One has to give the conference organisers credit. They allowed decent time for the antifrackers to ask questions, contest views and put their point of view across.

I came home distilling three issues that, I think, will continue to matter in the shale gas debate.

The first is that there is a great deal of uncertainty about how much shale gas there is in the Karoo and whether there is an economically viable reserve. Estimates vary from 31-trillion cubic feet to 485-trillion cubic feet. One can only tell what the exact number is after exploration has been undertaken, but that, too, will be within degrees of probability, not absolute certainty.

There was debate about whether the resource/reserve estimation can be done without having to use invasive techniques like fracking. The experts are divided on this issue. However, those who need to prove the commercial viability of what lies below need to frack for no other reason than to assess how much gas the wells can produce at economically viable rates. Basically, they cannot go to the bank and say: “Give me a loan”, without proof that the wells can produce something valuable in sufficient volumes over a long enough time to cover the capital costs that will have to be incurred upfront.
The second issue I meditated on is that, without a definitive estimate of the resource, nobody can tell how much water will be needed. There was a fantastic presentation by Rick Murray, an expert on groundwater in the Karoo, who drew the audience’s attention to the complexity of the Karoo’s groundwater ecology. Murray was unable tell whether there is enough water or not. But he indicated that there is potential to tap many wells. However, whether the wells will produce sustainable and economic yields is unknown.

While most economic aquifers are between 100 m and 300 m below the surface, there is always the danger that, if fracking wells are not well managed, both in the early phases and in the post- production phases, there could be irreversible damage to the aquifers.
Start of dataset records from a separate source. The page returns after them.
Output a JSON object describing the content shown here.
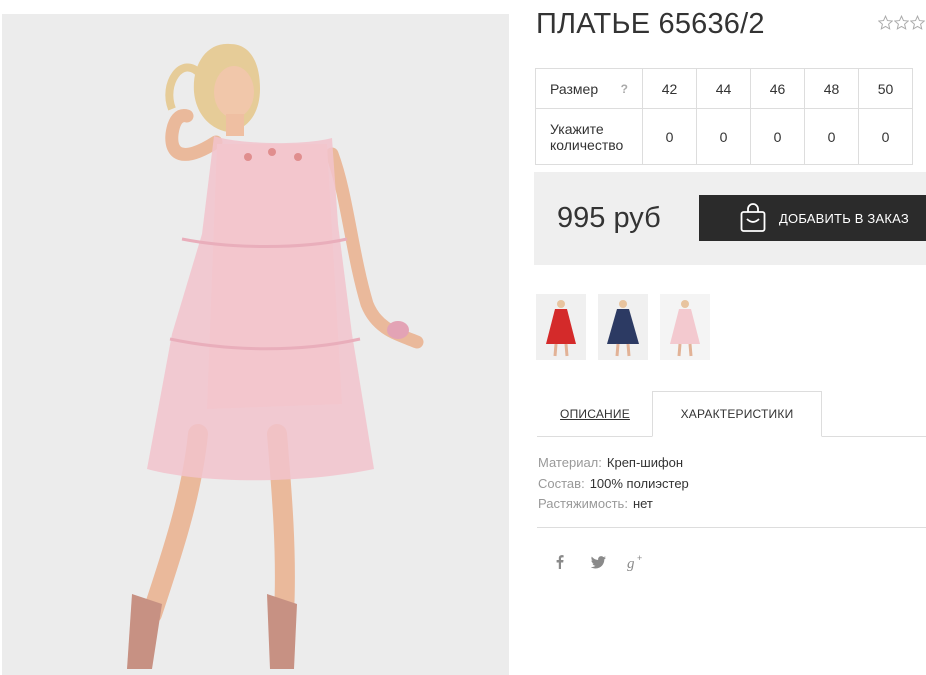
{
  "product": {
    "title": "ПЛАТЬЕ 65636/2",
    "rating_stars": 3
  },
  "sizes": {
    "size_label": "Размер",
    "help_mark": "?",
    "qty_label_line1": "Укажите",
    "qty_label_line2": "количество",
    "columns": [
      "42",
      "44",
      "46",
      "48",
      "50"
    ],
    "quantities": [
      "0",
      "0",
      "0",
      "0",
      "0"
    ]
  },
  "purchase": {
    "price": "995 руб",
    "add_button_label": "ДОБАВИТЬ В ЗАКАЗ"
  },
  "thumbnails": [
    {
      "color_name": "red",
      "dress_color": "#d42a2a"
    },
    {
      "color_name": "navy",
      "dress_color": "#2c3a63"
    },
    {
      "color_name": "pink",
      "dress_color": "#f3c9cf"
    }
  ],
  "tabs": [
    {
      "label": "ОПИСАНИЕ",
      "active": false
    },
    {
      "label": "ХАРАКТЕРИСТИКИ",
      "active": true
    }
  ],
  "specs": [
    {
      "key": "Материал:",
      "value": "Креп-шифон"
    },
    {
      "key": "Состав:",
      "value": "100% полиэстер"
    },
    {
      "key": "Растяжимость:",
      "value": "нет"
    }
  ],
  "social": [
    "facebook-icon",
    "twitter-icon",
    "google-plus-icon"
  ],
  "colors": {
    "button_bg": "#2b2b2b",
    "price_box_bg": "#efefef",
    "photo_bg": "#ececec",
    "dress_pink": "#f2c3cc"
  }
}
What Murray alluded to is that the cost of abstraction and the stringent mitigation measures that need to be taken will be an important determiner of the cost of the shale gas. All this could make groundwater abstraction in the Karoo an expensive exercise. Murray also consistently reminded the audience that the Karoo is a complex ecosystem and that how shale gas extraction would be done would need to be carefully managed.
Finally, it is not clear whether shale gas will be cheap or clean. All unconventional forms of gas and oil extraction must be among the dirtiest businesses in the world. Shale gas is touted as being equivalent to conventional gas. But, surely, this is debatable. Attempts are being made to make shale gas ‘look’ clean. This is one of the reasons the carbon footprint debate on shale gas is vital.
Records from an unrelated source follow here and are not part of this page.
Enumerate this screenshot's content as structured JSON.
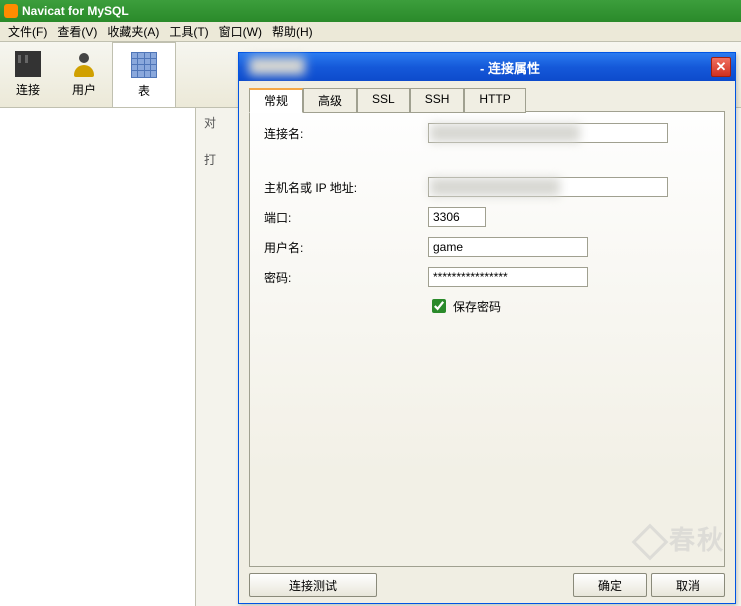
{
  "app": {
    "title": "Navicat for MySQL"
  },
  "menu": {
    "items": [
      "文件(F)",
      "查看(V)",
      "收藏夹(A)",
      "工具(T)",
      "窗口(W)",
      "帮助(H)"
    ]
  },
  "toolbar": {
    "items": [
      {
        "label": "连接",
        "icon": "connection"
      },
      {
        "label": "用户",
        "icon": "user"
      },
      {
        "label": "表",
        "icon": "table"
      }
    ]
  },
  "right_panel": {
    "row1": "对",
    "row2": "打"
  },
  "dialog": {
    "title": "- 连接属性",
    "tabs": [
      "常规",
      "高级",
      "SSL",
      "SSH",
      "HTTP"
    ],
    "active_tab": 0,
    "labels": {
      "connection_name": "连接名:",
      "host": "主机名或 IP 地址:",
      "port": "端口:",
      "username": "用户名:",
      "password": "密码:",
      "save_password": "保存密码"
    },
    "values": {
      "connection_name": "",
      "host": "",
      "port": "3306",
      "username": "game",
      "password": "****************",
      "save_password": true
    },
    "buttons": {
      "test": "连接测试",
      "ok": "确定",
      "cancel": "取消"
    }
  },
  "watermark": "春秋"
}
How clean a fuel is shale gas? We should certainly have more science and, perhaps, the US’s Environmental Protection Agency Report, due next year, will tell us more about the cleanness of shale gas. But, currently, scepticism about industry claims abounds.

Whether shale gas is cheap is also debatable. The US is not a great example of how cheap shale gas can be because so much of what goes on in the US is distorted by subsidies and other forms of support given to the oil and gas industry.
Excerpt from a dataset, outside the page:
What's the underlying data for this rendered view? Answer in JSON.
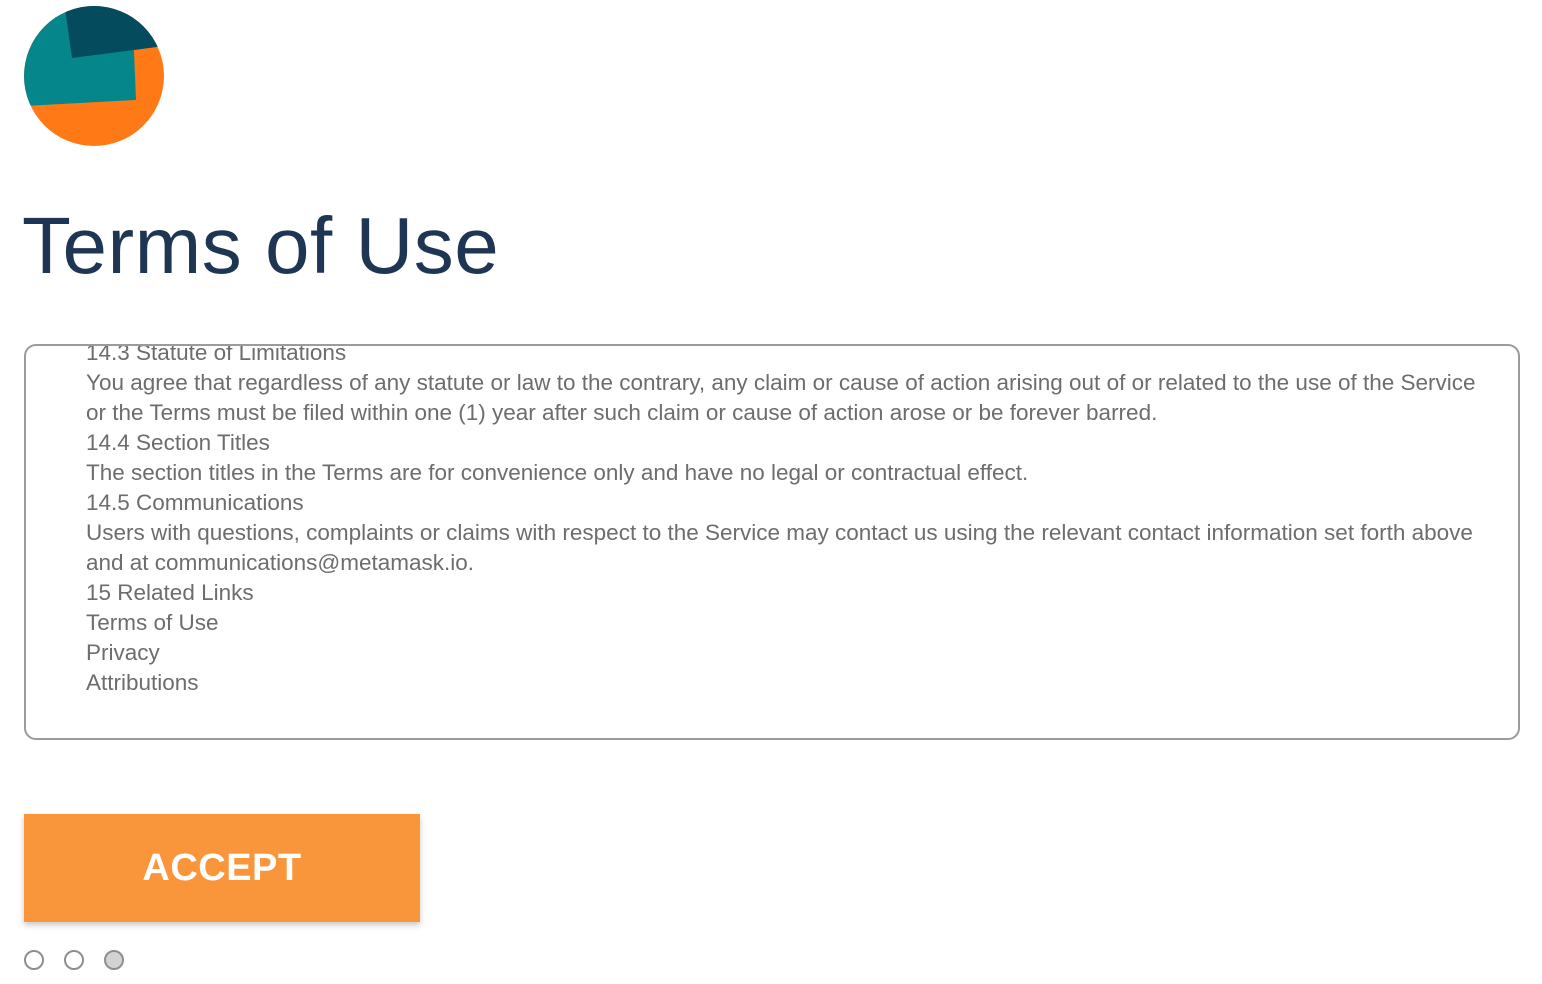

Costs associated with extracting shale gas and getting it to markets depend on a whole lot of factors, namely how easy or hard it is to get the gas out, the cost of mitigation, the cost of water, whether there will be a carbon tax or not and the cost associated with transport and support infrastructure. If one adds all these costs up, some- thing that is said to be cheap will look somewhat different in the absence of empirical studies.

The industry likes parlaying figures from one part of the world to another, but is that really useful? It would be useful, though, to have a good costs study on the table so that different cost assumptions can be debated. So far, figures bandied about on how cheap shale gas can be should be treated as nothing but a guess for South African conditions. We need figures that make sense for a South African context.

What was clear at the end of the conference is that there are still many known unknowns and unknown unknowns about shale gas extraction in the Karoo.